林志斌, 李亚豪, 林培忠,等.损伤-渗流耦合作用下上覆溶洞隧道突水灾变规律研究[J].河南理工大学学报（自然科学版）,2025,44(2):154-163.

LIN Z B, LI Y H, LIN P Z,et al.Study on the mechanism of water inrush disasters in overlying karst tunnels under damage-seepage coupling[J].Journal of Henan Polytechnic University(Natural Science) ,2025,44(2):154-163.

损伤-渗流耦合作用下上覆溶洞隧道突水灾变规律研究

林志斌1, 李亚豪1, 林培忠2, 张勃阳1, 杨大方1

1.河南理工大学 土木工程学院，河南 焦作  454000；2.河南省自然资源监测与国土整治院，河南 郑州  450016

摘要: 目的 为分析上覆溶洞对隧道的影响，进行损伤-渗流耦合作用下上覆溶洞隧道突水灾变规律的研究。 方法 以重庆市双碑隧道工程为背景，基于三线性应变软化模型建立岩体损伤-渗流耦合模型，采用FLAC3D对隧道开挖通过上覆溶洞过程中的围岩变形、塑性区、渗透系数和涌水量进行数值模拟分析，并对比分析了不考虑岩体损伤-渗流耦合作用和不同溶洞水压对上覆溶洞隧道突水灾变特征的影响。   结果 上覆溶洞水压为1.8 MPa时，隧道开挖通过上覆溶洞中心5.0 m后，隧道围岩在溶洞与隧道间产生2条“八字形”的导水裂隙带，导致溶洞与隧道间岩体整体滑动约600 mm，整个滑动体近似梯形，其顶、底、高分别为3.6，9.6，8.4 m；隧道开挖未到达上覆溶洞时，其最大涌水量不超过0.01 m³/s，而通过上覆溶洞中心0，2.5，5.0 m后，其最大涌水量分别为0.022，0.185，0.743 m³/s；上覆溶洞水压为1.2，1.8，2.4 MPa时，隧道通过上覆溶洞后的最大涌水量分别为0.031，0.0743，1.365 m³/s。   结论 隧道开挖通过上覆溶洞过程中，上覆溶洞水压超过临界值时，隧道会发生冒顶坍塌和突水事故，且突水表现出一定的滞后性和大体量性；溶洞水压越大，隧道会越早突水，最终突水量越高；为模拟再现岩溶隧道开挖过程中的突水灾变时空演化过程，必须考虑岩体的损伤-渗流耦合作用。本文研究成果可为岩溶隧道工程围岩稳定控制提供重要依据。 

关键词:溶洞;隧道;损伤-渗流耦合;突水;渗透系数;涌水量

doi:10.16186/j.cnki.1673-9787.2023090052

基金项目:国家自然科学基金资助项目（52374087，51708185）；河南省科技攻关项目（232102320023）；安全学科“双一流”创建工程项目（AQ20230733，AQ20230734）

收稿日期:2023/09/22

修回日期:2023/11/23

出版日期:2025-03-05

Study on the mechanism of water inrush disasters in overlying karst tunnels under damage-seepage coupling

LIN Zhibin1, LI Yahao1, LIN Peizhong2, ZHANG Boyang1, YANG Dafang1

1.School of Civil Engineering， Henan Polytechnic University， Jiaozuo  454000， Henan， China；2.Henan Natural Resources Monitoring and Land Consolidation Institute， Zhengzhou  450016，Henan， China

Abstract: Objectives To analyze the impact of overlying karst caves on tunnels， this study investigates the law of water inrush disasters in overlying karst tunnels under damage-seepage coupling.   Methods Based on the Shuangbei Tunnel project in Chongqing， a rock mass damage-seepage coupling model is developed using the trilinear strain softening model.

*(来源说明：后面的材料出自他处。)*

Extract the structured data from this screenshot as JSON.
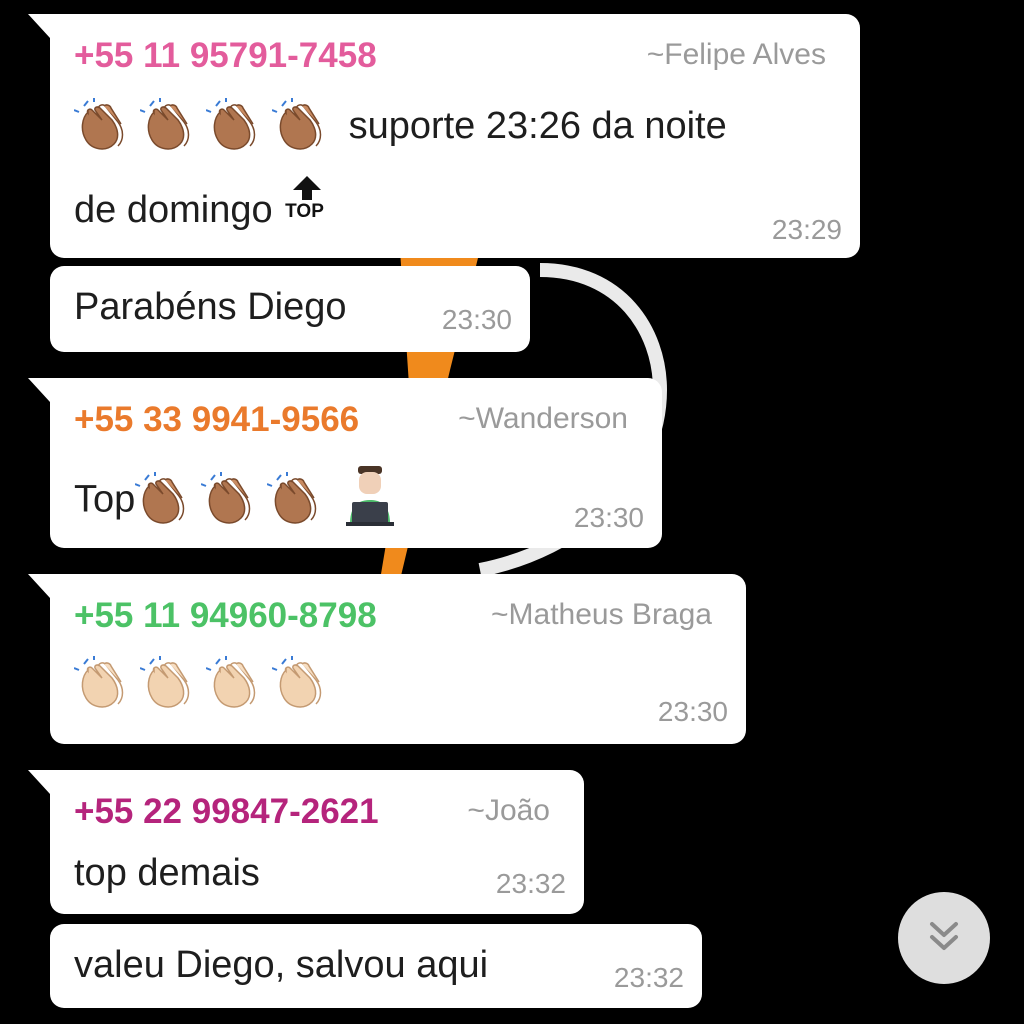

FLAC3D is employed to simulate the deformation， plastic zones， permeability coefficients， and water inflow of the surrounding rock during tunnel excavation through the overlying karst cave. The influence of rock mass damage-seepage coupling and varying karst cave water pressures on the water inrush disaster characteristics of the overlying karst tunnel is compared and analyzed.   Results When the water pressure in the overlying karst cave is 1.8 MPa， after the tunnel excavation passes through the center of the overlying karst cave by 5.0 m， two “eight-shaped” water-conducting fracture zones form between the karst cave and the tunnel， causing the rock mass to slide by about 600 mm. The sliding body takes on an approximately trapezoidal shape， with top， bottom， and height dimensions of 3.6 m， 9.6 m， and 8.4 m， respectively. When the tunnel excavation does not pass through the overlying karst cave， the maximum water inflow does not exceed 0.01 m³/s. However， after passing 0 m， 2.5 m， and 5.0 m beyond the center of the overlying karst cave， the maximum water inflow reaches 0.022 m³/s， 0.185 m³/s， and 0.743 m³/s， respectively. For water pressures of 1.2 MPa， 1.8 MPa， and 2.4 MPa in the overlying karst cave， the maximum water inflows after passing through the cave are 0.031 m³/s， 0.0743 m³/s， 1.365 m³/s， respectively.   Conclusions During tunnel excavation through the overlying karst cave， if the water pressure in the cave exceeds the critical threshold， the tunnel will experience a roof collapse and water inrush accidents. The water inrush exhibits a certain delay and a large volume characteristic. The higher the water pressure of the karst cave， the earlier the water inrush occurs， and the greater the final water inflow. To accurately simulate the spatial and temporal evolution of water inrush disasters during karst tunnel excavation， the damage-seepage coupling effect in rock mass must be considered. The findings of this study provide an important insights for the stability control of surrounding rock in karst tunnel engineering. 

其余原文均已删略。